Make precision medicine socially precise | 50016

Primary Health Care: Open Access

ISSN - 2167-1079

Make precision medicine socially precise

Joint Event on 7th Annual Congress on Primary Healthcare, Nursing and Neonatal Screening & 2nd International Conference on Women's Health, Obstetrics and Female Reproductive System

July 27-28, 2018 | Vancouver, Canada

Sam S Oh

University of California, San Francisco, USA

Keynote: Prim Health Care

Abstract :

Most drugs and genetic tests are developed in populations primarily of European descent, but nearly 90% of the world's population is non-European. As the applications of genomic studies become more widespread, it is critical that the study populations used for genomic discoveries more closely resemble the populations on whom the results are applied. While the vast majority (>80%) of genomic studies have been conducted on populations of European descent, Europeans represent less than 15% of the worldâ??s population. Significant problems with drug efficacy and genetic test accuracy can occur if their development is based on genetic patterns that occur more frequently among people of European ancestry. The generalizability of many drugs and genetic tests can be called into question. Since the results of these studies are used to inform policy and drug development, this mismatch in representation has the potential to lead to very poor outcomes. For example, genetic tests for serious diseases may not work in some populations (Manrai et al.), and medicines may fail to deliver their therapeutic effects (Wu et al.). Adopting a one-size-fits-all approach can be myopic. Diversity in biomedical and clinical research is an asset.
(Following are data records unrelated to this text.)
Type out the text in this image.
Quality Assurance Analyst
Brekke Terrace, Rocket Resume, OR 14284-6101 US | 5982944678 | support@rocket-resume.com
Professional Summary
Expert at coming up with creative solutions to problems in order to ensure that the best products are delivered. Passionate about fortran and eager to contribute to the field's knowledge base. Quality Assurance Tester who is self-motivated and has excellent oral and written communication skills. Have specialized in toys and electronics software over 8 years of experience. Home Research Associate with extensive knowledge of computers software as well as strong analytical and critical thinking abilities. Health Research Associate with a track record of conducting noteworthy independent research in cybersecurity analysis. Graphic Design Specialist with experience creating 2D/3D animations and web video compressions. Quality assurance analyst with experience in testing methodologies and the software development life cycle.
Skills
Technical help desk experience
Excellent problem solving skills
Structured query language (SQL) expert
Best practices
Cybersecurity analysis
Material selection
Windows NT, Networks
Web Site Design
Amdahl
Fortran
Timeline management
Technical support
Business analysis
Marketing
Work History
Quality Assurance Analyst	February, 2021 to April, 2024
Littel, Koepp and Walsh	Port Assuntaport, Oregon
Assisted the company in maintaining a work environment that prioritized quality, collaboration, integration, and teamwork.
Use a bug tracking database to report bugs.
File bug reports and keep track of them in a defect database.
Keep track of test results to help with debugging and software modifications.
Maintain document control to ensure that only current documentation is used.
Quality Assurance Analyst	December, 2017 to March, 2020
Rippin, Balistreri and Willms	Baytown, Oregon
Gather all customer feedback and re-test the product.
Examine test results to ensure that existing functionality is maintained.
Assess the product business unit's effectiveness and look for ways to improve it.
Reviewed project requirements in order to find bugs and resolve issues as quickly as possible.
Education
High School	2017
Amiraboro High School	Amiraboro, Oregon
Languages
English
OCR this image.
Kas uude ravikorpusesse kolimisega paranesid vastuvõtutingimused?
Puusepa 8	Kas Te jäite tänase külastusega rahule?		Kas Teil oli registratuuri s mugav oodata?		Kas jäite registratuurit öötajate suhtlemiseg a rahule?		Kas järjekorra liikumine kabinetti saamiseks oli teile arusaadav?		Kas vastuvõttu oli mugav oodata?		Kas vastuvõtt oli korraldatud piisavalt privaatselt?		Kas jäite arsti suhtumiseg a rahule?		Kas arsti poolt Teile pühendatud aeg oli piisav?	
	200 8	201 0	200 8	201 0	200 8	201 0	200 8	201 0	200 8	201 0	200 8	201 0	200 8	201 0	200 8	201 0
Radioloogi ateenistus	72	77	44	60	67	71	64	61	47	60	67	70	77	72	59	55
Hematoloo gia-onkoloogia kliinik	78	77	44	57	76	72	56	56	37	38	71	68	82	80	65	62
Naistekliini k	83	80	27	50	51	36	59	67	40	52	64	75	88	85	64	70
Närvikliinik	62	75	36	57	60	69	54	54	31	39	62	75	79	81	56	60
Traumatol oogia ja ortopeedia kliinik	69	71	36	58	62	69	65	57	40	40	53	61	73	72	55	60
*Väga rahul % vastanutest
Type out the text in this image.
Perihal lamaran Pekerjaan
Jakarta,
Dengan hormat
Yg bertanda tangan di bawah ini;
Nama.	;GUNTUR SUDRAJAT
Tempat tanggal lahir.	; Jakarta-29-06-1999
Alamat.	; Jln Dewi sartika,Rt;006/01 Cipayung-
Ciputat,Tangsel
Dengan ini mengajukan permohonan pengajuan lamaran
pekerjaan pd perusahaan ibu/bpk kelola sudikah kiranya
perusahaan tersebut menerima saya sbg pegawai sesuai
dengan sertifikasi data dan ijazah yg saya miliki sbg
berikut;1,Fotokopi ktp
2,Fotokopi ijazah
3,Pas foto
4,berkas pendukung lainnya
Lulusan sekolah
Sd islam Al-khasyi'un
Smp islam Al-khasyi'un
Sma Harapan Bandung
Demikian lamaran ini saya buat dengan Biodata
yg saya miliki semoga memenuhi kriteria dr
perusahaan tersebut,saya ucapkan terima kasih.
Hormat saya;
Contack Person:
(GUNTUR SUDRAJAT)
Ignoring racial/ethnic diversity is a missed scientific opportunity and can translate to poor clinical outcomes.

Biography :

Sam Oh serves as the Director of Epidemiology at the UCSF Asthma Collaboratory, where he examines the effect of genetics and environment on asthma risk, severity, and response to medications. He is passionate about resolving difficult public health problems that affect underdog communities that are too often ignored in biomedical research. Racial and ethnic minorities currently make up 40% of the US population yet have been represented in only 4.4% of NIH-funded pulmonary research since 1993. Dr. Oh studies asthma, the most racially disparate common disease.